Inny z gości Telewizji Republika, Krzysztof Czabański z „W Sieci”, zwrócił uwagę, że akcja CBA była niezgodna z procedurami i sprzeczna z immunitetem Burego. - Polityk jednak nie protestuje, co oznacza, że na zapleczu politycznym sprawa jest dogadana, a Pawlak postąpił, jak postąpił, ze względu na własne gry - skomentował sprawę Czabański.
Zgodził się z nim Janusz Rolicki z „Faktu”. - Reakcja Pawlaka jest symptomatycna. To efekt gry wobec prezesa PSL Janusza Piechocińskiego. Pawlak dał mu sygnał, że nie da rozgrywać ludowców - powiedział Rolicki.
Społeczny odbiór afery taśmowej
Publicyści rozmawiali również o efekcie, jaki afera taśmowa będzie miała na społeczeństwo. - Afera taśmowa ludziom się przejada. Świadczą o tym sondaże CBOS-u, w których PO znów prowadzi nad PiS (29 proc. dla PO, 28 proc. dla PiS, przyp. red.) - stwierdził publicysta „Faktu”. Zwrócił uwagę, że dla zwyczajnych obywateli ważniejsze staje się nie to, co skompromitowani w aferze politycy mówili na podsłuchanych romowach, ale to, „za ile zjedli i jakich słów używali”.
- Mam lepsze zdanie o społeczeństwie - odparł Rolickiemu Urbański. - Efekt „taśm prawdy” pojawi się z kolejnymi taśmami i z kolejnymi sondażami. Po raz pierwszy jest tak, że premier nie przynosi PO dodatkowego punktu - poparcie dla Tuska jest mniejsze niż dla samej partii. W tej sutuacji, jeśli poparcie dla PO spadnie poniżej 20 pkt, a wybory samorządowe mamy w październiku, to będzie generalny popłoch w regionach i gwałtowne poszukiwanie bezpiecznych list przez kandydatów na samorządowców - wyjaśnił.
Komorowski patrzy i czeka
Zwrócił uwagę, że głównym obserwatorem „efektu taśm” jest prezydent Bronisław Komorowski, „bo PO jest mu potrzebna jest do reelekcji”.

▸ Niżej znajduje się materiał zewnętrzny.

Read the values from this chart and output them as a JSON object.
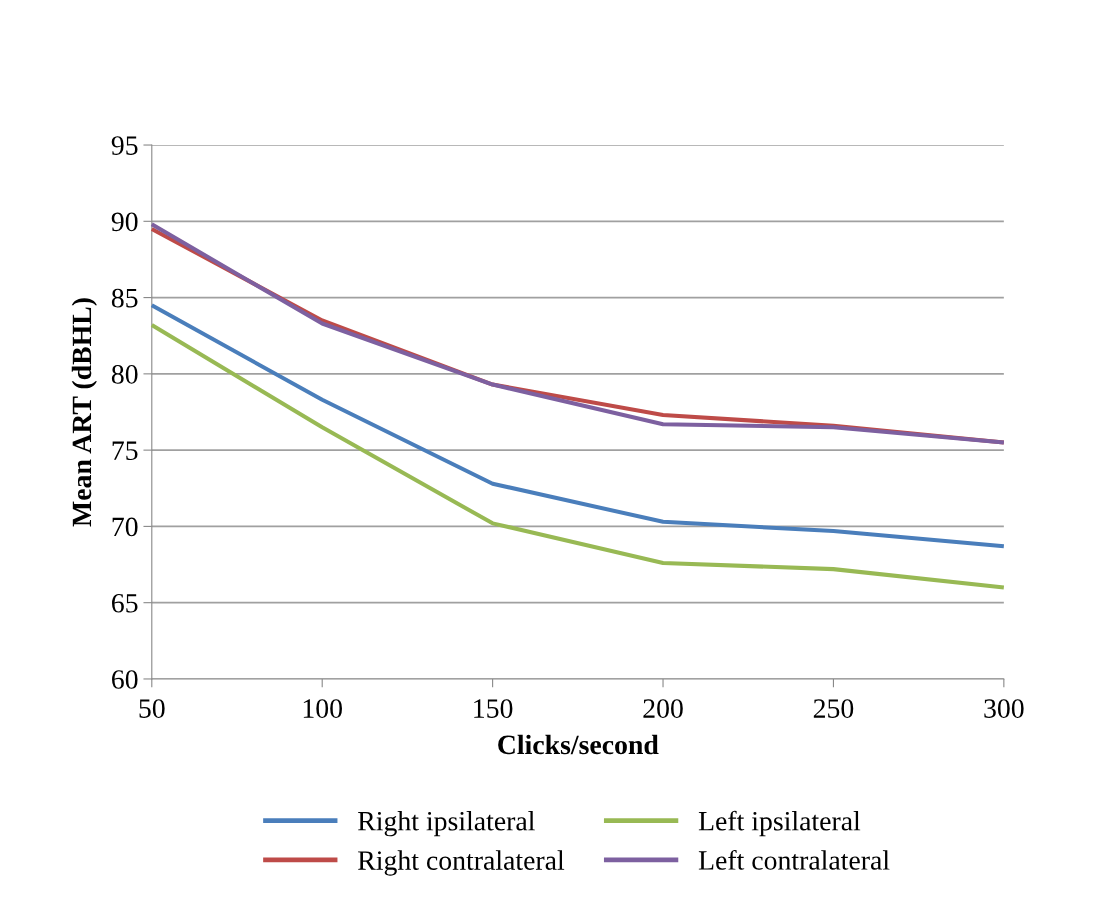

Czabański z kolei uważa, że afera taśmowa to rozgrywka wewnętrzna w PO. - Wciąż jeszcze działa podjęty prze rząd zabieg PR-owi, który skierował uwagę opinii publicznej na język taśm, i na menu spożywane przez polityków, ale to nie starczy na długą metę - powiedział.
Rolicki nie jest przekonany, że afera taśmowa pogrąży rządzących. - Proces gnicia PO zaczął się już pół roku temu. Wówczas PiS miał 36 proc. w sondażach, a jednak Platforma wyszła z tego dołka. Dziś jes w nim z powrotem, ale wydaje się, że już z niego powoli wychodzi - dodał publicysta.